The following attorneys have been selected by the circuit judges as associate judges in the 16th Judicial Circuit, effective October 1: Melvin E. Dunn, Maple Park; Richard D. Larson, DeKalb; and, John L. Petersen, Aurora.

James L. Griffin, Chicago, will retire as Cook County Circuit judge at the end of his present term, December 6. Griffin has been a judicial officer since 1971.

Concluded on back cover


36 | December 1982 | Illinois Issues


Continued from page 36

Illinois State Chamber of Commerce

Thirteen new members were elected to the 68-member Board of Directors of the Illinois State Chamber of Commerce at a business meeting in Chicago September 17. The board represents a cross-section of Illinois' commerce and industry. At the same meeting, Anthony M. Mandolini, partner, Peat, Marwick, Mitchell & Co., Chicago, was elected chairman of the board for 1983. Mandolini succeeds Richard M. Bishop, president, First National Bank of Moline, who will complete his second term as chairman this year. Of the six district vice chairmen, Robert J. Bauer, president, Empire Stove Company, Belleville, and Chester K. Lasell, vice president, corporation communications, Deere & Co., were newly elected. Reelected were: Peter P. Donis, executive vice president, Caterpillar Tractor Co., Peoria; Richard R. Berry, president, Brass Group, Olin Corporation, East Alton; Anthony S. Greene, president and chairman, Barber-Greene Company, Aurora; and Bernard F. Sergesketter, vice president business marketing, Illinois Bell Telephone Company, Chicago. Richard K. Charlton, vice president, The First National Bank of Chicago, was elected treasurer of the board; elected assistant treasurer was Jeffery D. Butterfield, vice president, Harris Trust & Savings Bank, Chicago


Honors

The Illinois Auditor General's Office is the first state agency to receive a Certification Award for "conforming to high professional standards" from the Midwestern Intergovernmental Audit Forum. The forum is a consortium of federal, state and local organizations which seeks to improve audit quality and coordination at all levels of government. The certificate was presented to Auditor General Robert G. Cronson, Springfield, at a forum meeting in Lansing, Mich., in October. Cronson was elected by the General Assembly in 1974 to a 10-year term as auditor general. Previously, auditing functions in Illinois were under the executive branch.
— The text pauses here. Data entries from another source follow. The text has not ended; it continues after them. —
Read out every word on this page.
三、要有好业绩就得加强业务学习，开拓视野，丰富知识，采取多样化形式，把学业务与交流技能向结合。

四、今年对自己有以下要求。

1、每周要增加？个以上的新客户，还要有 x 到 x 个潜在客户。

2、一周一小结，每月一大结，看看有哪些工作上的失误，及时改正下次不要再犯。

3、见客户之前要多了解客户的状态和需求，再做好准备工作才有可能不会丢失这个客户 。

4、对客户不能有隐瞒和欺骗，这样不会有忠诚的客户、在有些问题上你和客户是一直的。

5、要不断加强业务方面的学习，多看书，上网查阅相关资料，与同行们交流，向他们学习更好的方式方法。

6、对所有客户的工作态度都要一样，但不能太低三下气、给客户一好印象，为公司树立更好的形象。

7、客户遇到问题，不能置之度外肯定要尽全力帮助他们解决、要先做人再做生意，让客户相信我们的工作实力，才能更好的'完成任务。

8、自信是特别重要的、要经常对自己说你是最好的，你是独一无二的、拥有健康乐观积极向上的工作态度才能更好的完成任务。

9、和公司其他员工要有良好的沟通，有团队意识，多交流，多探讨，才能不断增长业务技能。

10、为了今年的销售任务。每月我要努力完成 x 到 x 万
An "automated reasoning" computer program, developed by a team of scientists from Argonne National Laboratory, Argonne, and Northern Illinois University, DeKalb, was listed among the top 30 achievements of the year by the U.S. Department of Energy's office of basic energy sciences. Referred to as AURA ("automated reasoning assistant"), the program has been used in designing electronic circuits, detecting flaws in other computer programs and solving previously unsolved problems in advanced mathematics.